Train a single-layer perceptron model on the Fisher's iris dataset using stochastic gradient descent. The perceptron should use the soft-max function for computing its outputs and the cross-entropy loss function (this is the special case described in the book and covered during the lectures). Include the trained weights obtained after exceeding 95% classification accuracy on the whole data set (i.e., all 150 instances) in your solution.

Hint: you can use the Excel spreadsheet developed during the lecture to solve this problem.


Insert the weights for your trained perceptron model into the following table

Sepal lengthSepal widthPetal lengthPetal width

Part 1B: Plot accuracy versus the number of training epochs

Training a perceptron model requires multiple passes through the data set. In this problem your goal is to plot the accuracy of the perceptron as a function of the number of these passes, which are called epochs in the neural network literature, starting from untrained model and until the accuracy reaches 95% or more. An example plot is provided below.

example perceptron accuracy plot Placeholder image Insert your plot to replace the placeholder above.

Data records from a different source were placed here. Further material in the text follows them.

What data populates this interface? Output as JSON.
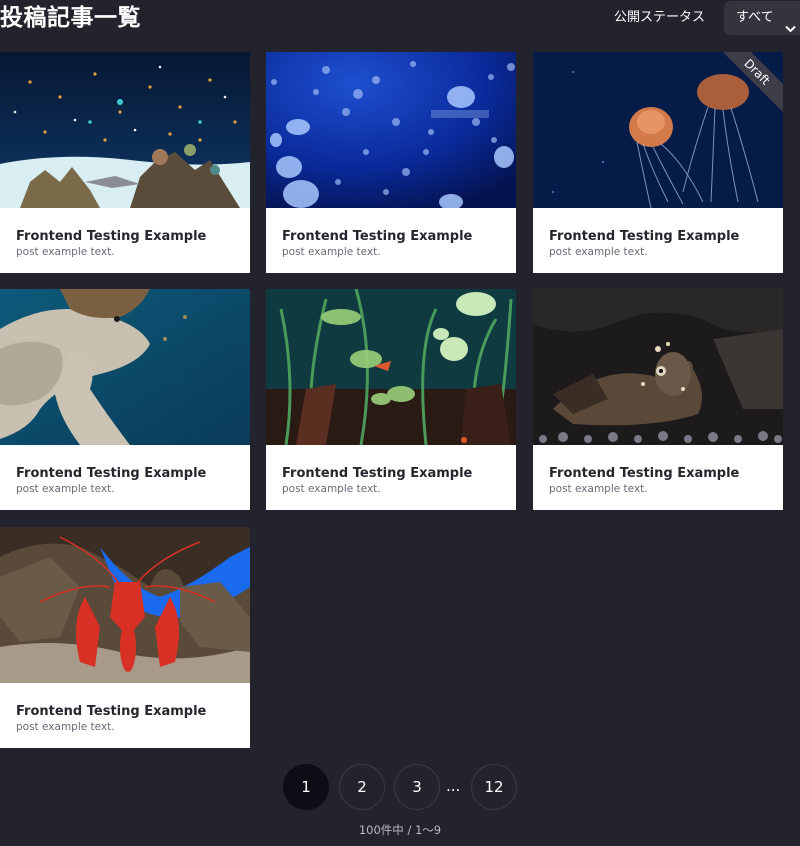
{
  "header": {
    "title": "投稿記事一覧",
    "status_label": "公開ステータス",
    "status_select": {
      "value": "すべて",
      "chevron": "⌄"
    }
  },
  "posts": [
    {
      "title": "Frontend Testing Example",
      "excerpt": "post example text.",
      "image": "aquarium-reef-fish",
      "draft": false
    },
    {
      "title": "Frontend Testing Example",
      "excerpt": "post example text.",
      "image": "moon-jellyfish",
      "draft": false
    },
    {
      "title": "Frontend Testing Example",
      "excerpt": "post example text.",
      "image": "orange-jellyfish",
      "draft": true,
      "badge": "Draft"
    },
    {
      "title": "Frontend Testing Example",
      "excerpt": "post example text.",
      "image": "sea-turtle",
      "draft": false
    },
    {
      "title": "Frontend Testing Example",
      "excerpt": "post example text.",
      "image": "aquatic-plants",
      "draft": false
    },
    {
      "title": "Frontend Testing Example",
      "excerpt": "post example text.",
      "image": "scorpionfish",
      "draft": false
    },
    {
      "title": "Frontend Testing Example",
      "excerpt": "post example text.",
      "image": "red-lobster",
      "draft": false
    }
  ],
  "pagination": {
    "pages": [
      "1",
      "2",
      "3",
      "12"
    ],
    "current": "1",
    "ellipsis": "...",
    "summary": "100件中 / 1〜9"
  }
}
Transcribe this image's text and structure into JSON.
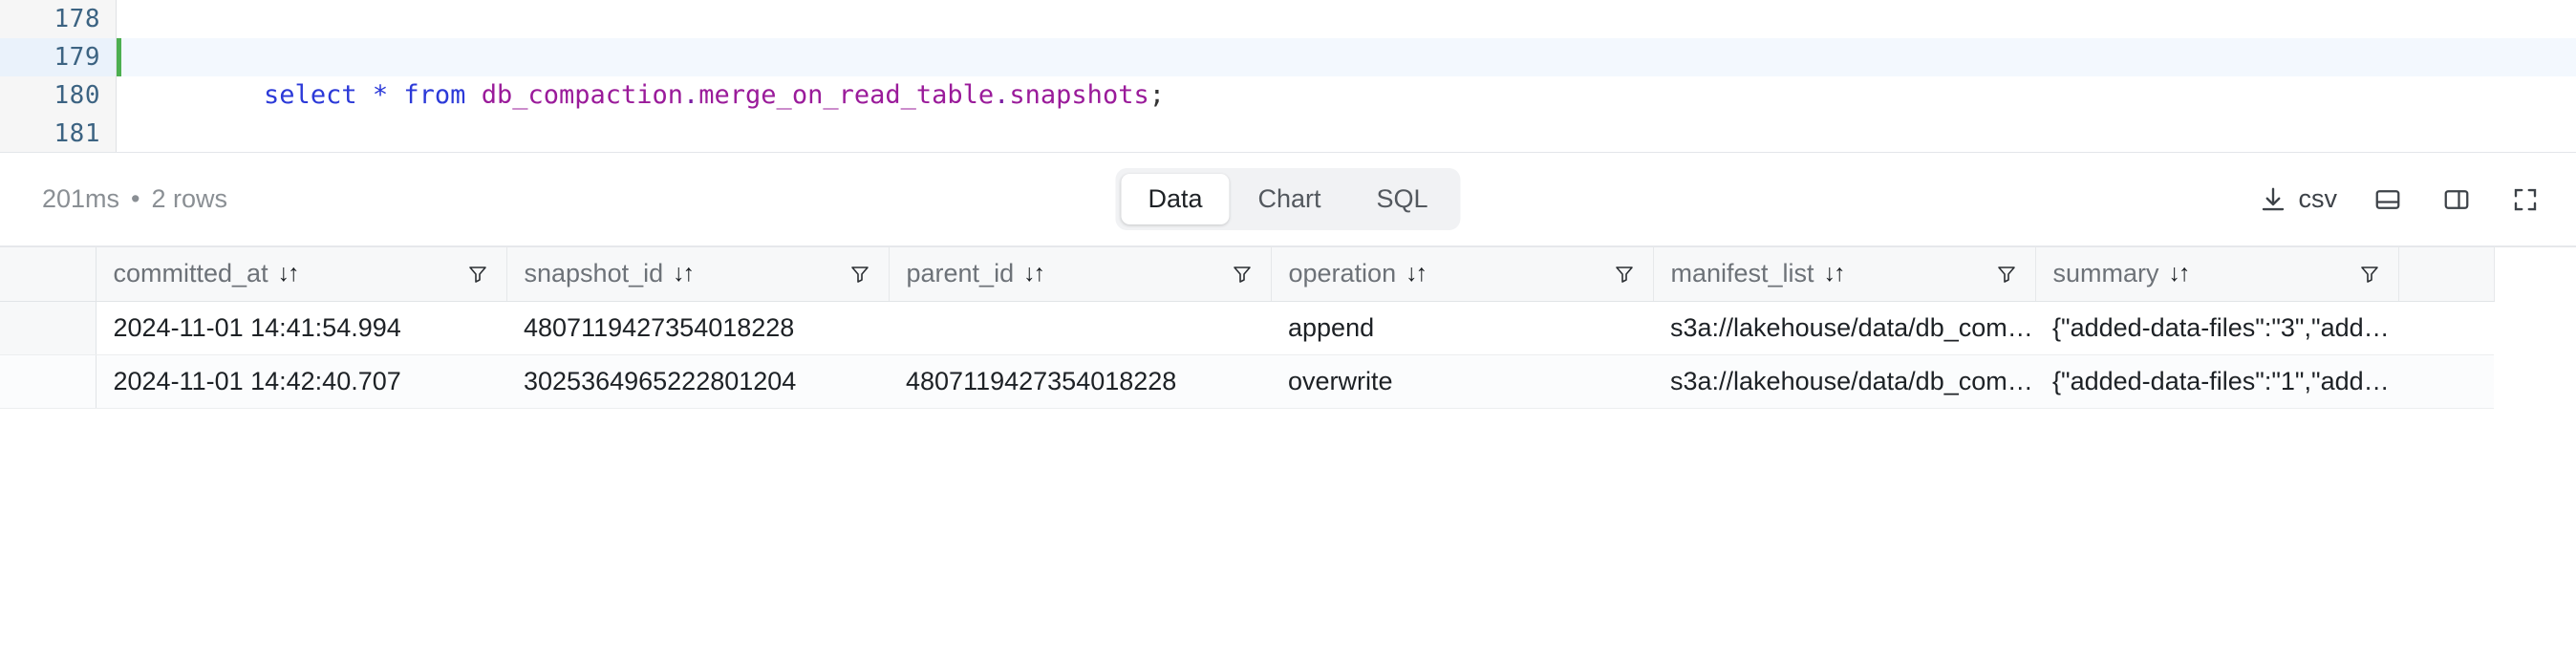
{
  "editor": {
    "lines": [
      {
        "number": "178",
        "text": "",
        "active": false
      },
      {
        "number": "179",
        "text": "select * from db_compaction.merge_on_read_table.snapshots;",
        "active": true
      },
      {
        "number": "180",
        "text": "",
        "active": false
      },
      {
        "number": "181",
        "text": "",
        "active": false
      }
    ],
    "sql_tokens": {
      "kw_select": "select",
      "star": "*",
      "kw_from": "from",
      "schema": "db_compaction",
      "dot1": ".",
      "table": "merge_on_read_table",
      "dot2": ".",
      "meta_table": "snapshots",
      "semicolon": ";"
    },
    "caret_line": "179"
  },
  "toolbar": {
    "duration": "201ms",
    "separator": "•",
    "rows_label": "2 rows",
    "tabs": [
      {
        "label": "Data",
        "active": true
      },
      {
        "label": "Chart",
        "active": false
      },
      {
        "label": "SQL",
        "active": false
      }
    ],
    "csv_label": "csv",
    "icons": {
      "download": "download-icon",
      "csv": "csv-export-button",
      "panel_bottom": "panel-bottom-icon",
      "panel_right": "panel-right-icon",
      "fullscreen": "fullscreen-icon"
    }
  },
  "table": {
    "sort_glyph": "↓↑",
    "columns": [
      {
        "key": "committed_at",
        "label": "committed_at"
      },
      {
        "key": "snapshot_id",
        "label": "snapshot_id"
      },
      {
        "key": "parent_id",
        "label": "parent_id"
      },
      {
        "key": "operation",
        "label": "operation"
      },
      {
        "key": "manifest_list",
        "label": "manifest_list"
      },
      {
        "key": "summary",
        "label": "summary"
      }
    ],
    "rows": [
      {
        "committed_at": "2024-11-01 14:41:54.994",
        "snapshot_id": "4807119427354018228",
        "parent_id": "",
        "operation": "append",
        "manifest_list": "s3a://lakehouse/data/db_com…",
        "summary": "{\"added-data-files\":\"3\",\"add…"
      },
      {
        "committed_at": "2024-11-01 14:42:40.707",
        "snapshot_id": "3025364965222801204",
        "parent_id": "4807119427354018228",
        "operation": "overwrite",
        "manifest_list": "s3a://lakehouse/data/db_com…",
        "summary": "{\"added-data-files\":\"1\",\"add…"
      }
    ]
  },
  "colors": {
    "keyword": "#2b39d8",
    "identifier": "#9a1b9a",
    "caret": "#4caf50",
    "active_line_bg": "#f3f8fe",
    "gutter_bg": "#f6f6f6"
  }
}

Part 2: Markov Chains, HMMs, and MDPs

Explain the difference between Markov chains, hidden Markov models (HMMs), and Markov decision processes (MDPs). Can HMMs and MDPs be viewed as extensions of Markov chains? What is the main difference between HMMs and MDPs? List several applications of HMMs. List several applications of MDPs. Who is Markov? Why is he sometimes hiding? What are the three problems solved by the HMM algorithms? Can you describe the problems solved by the algorithms for MDPs?

Insert your answers here.

Part 3: Markov Decision Processes and Optimal Policies

Part 3A: Reward Specification Conversion

Convert an example MDP from Wikipedia that assigns rewards to successful state transitions to an equivalent MDP that assigns rewards to performing an action in a state without specifying the next state (i.e., the textbook formulation). What should be done to the forgetting rate gamma to get exactly the same optimal policy from the reformulated version?

example MDP with rewards for actions and transitions
Insert the table that specifies the MDP with rewards for actions here. Describe what happens to the parameter gamma to get an equivalent policy from the modified MDP?
How many states would the modified MDP have?

Part 3B: Find Optimal Policy

Find the optimal policy for one of the MDPs from Part 3A (either the original MDP from Wikipedia or the converted version).

Part 4: Complete the First Project Report Peer Review

The peer review is submitted separately in Canvas.

Part 5: Complete the Second Project Report Peer Review

The peer review is submitted separately in Canvas.

Part 6: Complete the Third Project Report Peer Review

The peer review is submitted separately in Canvas.